Currently there is huge variation in the number patients receiving a kidney transplant at the time of their liver transplant across the US; Combined Liver Kidney Transplant (CLK). The rate of good quality (standard criteria) kidneys being transplanted at the time of liver transplant varies from about 20% in the Midwest to about 6% in centers on the east coast, for example. The reasons for this disparity are varied and there is a real worry that many Liver transplant patients are receiving a kidney when one is not really needed. This reduces the number of good kidneys in the kidney alone pool. In 2012 liver-kidney transplants were the highest of all combined liver transplantations in the US.
Liver wait list patients are frequently very sick and renal dysfunction is common in this population of patients. Elevated creatinine can significantly raise the MELD score placing candidates towards the top of the liver wait list. There is a survival advantage of CLK vs Liver Transplant alone (LTA). This puts pressure on physicians and surgeons to consider transplanting a kidney with the liver. There may also be financial and statistical reasons for a center to transplant a kidney with a liver. The outcome data favoring CLK over LTA in renal failure patients is all retrospective, non-randomized and does not take into account the cause of peri-transplant renal failure and whether the patient truly had established ESRD or CKD4 at the time of transplant. Another factor putting pressure on medical professionals to perform CLK transplants is the fear of ‘getting it wrong’. Survival is very poor in patients who do not recover renal function after LTA vs those who do. Currently a patient put onto the kidney alone list after LTA will have to wait the average 5 years for their kidney (average kidney alone wait list time in SE USA). Given the poor outcomes described by Northrup, these patients are likely to die with a functioning liver waiting for a kidney.
So can we predict who who will develop ESRD after LTA? A number of studies have looked at this using various prediction parameters.
In summary:
- RRT for less than 30days pre-LTA are likely to recover renal function
- RRT for greater than 90days preLTA are unlikely to recover
- Patients with eGFR consistently less than 30ml/min/1.73m2 (MDRD) for 90days prior to LTA had an increased risk of ESRD.
- ATN vs HRS as a cause of renal failure at time of LTA increases the risk of post LTA CKD 4/5.
So how can we improve the allocation of kidneys in CLK patients?
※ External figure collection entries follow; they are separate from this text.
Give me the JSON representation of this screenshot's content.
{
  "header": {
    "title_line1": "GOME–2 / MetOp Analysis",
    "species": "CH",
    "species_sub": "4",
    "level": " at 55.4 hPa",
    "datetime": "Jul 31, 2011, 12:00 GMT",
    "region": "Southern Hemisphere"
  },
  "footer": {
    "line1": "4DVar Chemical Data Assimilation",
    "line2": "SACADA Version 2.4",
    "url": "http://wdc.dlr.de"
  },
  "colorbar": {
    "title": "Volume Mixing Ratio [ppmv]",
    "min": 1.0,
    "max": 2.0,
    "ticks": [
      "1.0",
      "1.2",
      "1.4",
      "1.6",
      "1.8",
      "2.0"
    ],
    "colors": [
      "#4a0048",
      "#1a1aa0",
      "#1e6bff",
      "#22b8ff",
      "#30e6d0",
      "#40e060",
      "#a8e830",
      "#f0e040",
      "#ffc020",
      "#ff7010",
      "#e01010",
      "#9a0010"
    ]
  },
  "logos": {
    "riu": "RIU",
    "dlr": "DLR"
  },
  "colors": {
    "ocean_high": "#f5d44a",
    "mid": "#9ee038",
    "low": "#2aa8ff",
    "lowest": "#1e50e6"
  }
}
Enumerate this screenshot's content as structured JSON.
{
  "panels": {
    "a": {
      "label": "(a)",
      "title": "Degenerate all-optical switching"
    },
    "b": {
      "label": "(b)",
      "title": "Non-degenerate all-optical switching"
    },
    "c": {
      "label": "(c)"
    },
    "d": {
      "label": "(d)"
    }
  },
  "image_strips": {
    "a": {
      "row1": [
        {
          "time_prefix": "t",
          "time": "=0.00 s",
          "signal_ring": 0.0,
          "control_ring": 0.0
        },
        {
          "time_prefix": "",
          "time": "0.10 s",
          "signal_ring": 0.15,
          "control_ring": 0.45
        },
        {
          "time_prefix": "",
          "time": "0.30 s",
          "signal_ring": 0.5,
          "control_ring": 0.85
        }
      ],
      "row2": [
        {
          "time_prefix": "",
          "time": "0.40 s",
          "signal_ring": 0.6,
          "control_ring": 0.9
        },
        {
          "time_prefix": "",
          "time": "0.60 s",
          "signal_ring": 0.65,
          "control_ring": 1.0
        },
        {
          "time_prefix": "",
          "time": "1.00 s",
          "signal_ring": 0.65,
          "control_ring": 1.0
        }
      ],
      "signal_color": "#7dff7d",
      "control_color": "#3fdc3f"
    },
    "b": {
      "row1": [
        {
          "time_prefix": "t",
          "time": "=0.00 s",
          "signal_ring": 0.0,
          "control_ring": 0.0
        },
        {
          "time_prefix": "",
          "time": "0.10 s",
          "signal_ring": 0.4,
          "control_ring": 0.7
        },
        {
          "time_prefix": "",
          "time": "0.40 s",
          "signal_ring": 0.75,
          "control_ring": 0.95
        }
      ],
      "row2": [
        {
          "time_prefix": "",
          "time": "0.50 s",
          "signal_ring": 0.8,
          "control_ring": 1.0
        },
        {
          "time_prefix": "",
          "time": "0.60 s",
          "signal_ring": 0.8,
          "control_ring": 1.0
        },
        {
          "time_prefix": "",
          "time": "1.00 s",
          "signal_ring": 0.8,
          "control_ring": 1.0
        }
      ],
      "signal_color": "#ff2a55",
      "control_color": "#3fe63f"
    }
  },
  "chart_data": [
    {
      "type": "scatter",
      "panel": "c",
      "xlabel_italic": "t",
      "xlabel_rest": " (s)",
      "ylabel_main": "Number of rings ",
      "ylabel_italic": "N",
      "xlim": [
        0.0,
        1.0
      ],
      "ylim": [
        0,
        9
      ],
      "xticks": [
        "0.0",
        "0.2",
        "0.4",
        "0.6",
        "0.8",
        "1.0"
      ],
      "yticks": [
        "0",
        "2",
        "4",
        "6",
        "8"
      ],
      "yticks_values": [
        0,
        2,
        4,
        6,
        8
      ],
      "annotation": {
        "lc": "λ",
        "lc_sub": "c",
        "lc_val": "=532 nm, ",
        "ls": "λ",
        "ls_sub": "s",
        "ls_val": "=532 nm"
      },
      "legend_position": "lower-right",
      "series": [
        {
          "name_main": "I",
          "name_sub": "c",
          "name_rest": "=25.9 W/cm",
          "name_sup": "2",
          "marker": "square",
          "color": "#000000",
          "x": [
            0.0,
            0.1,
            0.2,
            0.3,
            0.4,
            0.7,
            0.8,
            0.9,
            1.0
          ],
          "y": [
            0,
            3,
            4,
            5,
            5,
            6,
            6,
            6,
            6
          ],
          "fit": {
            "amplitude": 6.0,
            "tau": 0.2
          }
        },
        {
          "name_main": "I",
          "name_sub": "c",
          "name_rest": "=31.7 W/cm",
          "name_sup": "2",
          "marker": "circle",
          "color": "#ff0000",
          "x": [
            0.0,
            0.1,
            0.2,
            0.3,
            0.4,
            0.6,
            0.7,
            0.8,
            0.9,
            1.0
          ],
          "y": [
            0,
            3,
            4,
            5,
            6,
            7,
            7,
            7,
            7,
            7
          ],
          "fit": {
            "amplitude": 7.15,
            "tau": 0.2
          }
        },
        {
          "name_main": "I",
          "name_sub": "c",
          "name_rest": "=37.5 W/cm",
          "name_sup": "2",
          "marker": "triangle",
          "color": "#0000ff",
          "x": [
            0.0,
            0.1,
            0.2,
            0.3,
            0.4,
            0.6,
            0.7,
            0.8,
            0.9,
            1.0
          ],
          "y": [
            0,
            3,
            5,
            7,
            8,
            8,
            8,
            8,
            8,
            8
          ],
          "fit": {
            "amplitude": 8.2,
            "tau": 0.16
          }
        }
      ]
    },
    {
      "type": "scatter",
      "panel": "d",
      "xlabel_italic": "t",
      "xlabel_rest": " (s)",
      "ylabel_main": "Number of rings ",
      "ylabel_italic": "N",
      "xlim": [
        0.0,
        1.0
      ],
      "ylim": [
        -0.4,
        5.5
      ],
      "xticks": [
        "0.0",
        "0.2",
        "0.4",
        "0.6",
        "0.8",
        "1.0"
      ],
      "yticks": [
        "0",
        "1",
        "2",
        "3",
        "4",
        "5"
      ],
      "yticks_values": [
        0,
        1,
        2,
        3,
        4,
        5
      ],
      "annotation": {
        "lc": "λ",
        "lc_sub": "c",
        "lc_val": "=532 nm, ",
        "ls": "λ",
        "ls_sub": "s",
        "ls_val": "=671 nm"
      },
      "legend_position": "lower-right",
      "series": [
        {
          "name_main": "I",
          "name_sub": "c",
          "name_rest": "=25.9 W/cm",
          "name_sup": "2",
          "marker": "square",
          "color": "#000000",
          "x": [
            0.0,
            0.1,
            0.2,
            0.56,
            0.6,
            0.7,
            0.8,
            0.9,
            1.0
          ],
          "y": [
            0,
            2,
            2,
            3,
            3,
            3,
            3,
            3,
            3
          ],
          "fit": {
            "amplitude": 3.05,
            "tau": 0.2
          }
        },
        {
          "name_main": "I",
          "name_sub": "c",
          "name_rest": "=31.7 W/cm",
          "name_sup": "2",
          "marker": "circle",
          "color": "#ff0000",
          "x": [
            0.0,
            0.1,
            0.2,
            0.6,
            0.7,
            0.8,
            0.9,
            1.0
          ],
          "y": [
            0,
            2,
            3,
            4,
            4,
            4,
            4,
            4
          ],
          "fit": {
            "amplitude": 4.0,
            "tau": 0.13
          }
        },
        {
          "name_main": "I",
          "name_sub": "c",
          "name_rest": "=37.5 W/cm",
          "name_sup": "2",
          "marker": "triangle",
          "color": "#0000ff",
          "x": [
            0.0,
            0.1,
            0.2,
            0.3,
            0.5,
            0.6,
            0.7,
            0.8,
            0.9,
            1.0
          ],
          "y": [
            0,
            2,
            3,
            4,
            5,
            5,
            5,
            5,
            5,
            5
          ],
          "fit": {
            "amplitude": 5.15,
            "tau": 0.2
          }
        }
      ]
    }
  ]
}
Dr Carl Berg is the Chairman of the OPTN/UNOS policy oversight committee, incoming UNOS Vice President and a Liver Transplant Physician at Duke University Medical Center. He recently presented a talk that highlighted the issues described above. He and others (Richard Formica and Bertram Kasiske) are working on proposals that will:
- Avoid giving kidneys to liver transplant patients with a high likelihood of renal recovery
- Provide fail-safe mechanism to provide less penalty for “guessing wrong” and not putting in a kidney with a liver
- Create a system that is not easily manipulated.
Some of the proposed ideas are as follows (these are not official UNOS/OPTN proposals but are proposals based on the expert opinions of the three mentioned authors CB, RF, BK):
Fail safe:
1) The patient receives a time credit of the 25th percentile of waiting time for the center they are listed in.
2) In addition, the patient receives credit for the time spent from transplant of the primary organ (time of arterial anastomosis to time of listing).
This time credit should encourage doctors to allow time for the kidney to recover but not discourage living donation.
Proposed criteria for offering a kidney at the time of Liver transplant
•ESRD (as defined by the Form 2728)
•Metabolic disease requiring CLK
•Acute renal failure with ≥8 weeks of dialysis
•CKD with eGFR or CrCl ≤30 mL/min
The duration and time of CKD first documentation needs to be assessed.
This is an interesting and difficult area for the transplant physician. I certainly agree that clearer guidelines are needed to ensure our limited pool of good kidneys is used wisely and no ‘game playing’ occurs. With regard to Dr Berg’s proposals; the AKI and CKD criteria are most troublesome. We all know kidneys can recover function weeks after an AKI event. Clinical diagnosis of AKI or even diagnosing CKD in these patients in difficult and requires great clinical skill from the nephrologist. Performing a kidney biopsy to gauge likelihood of recovery and cause of AKI sounds attractive but is risky and costly in this patient group.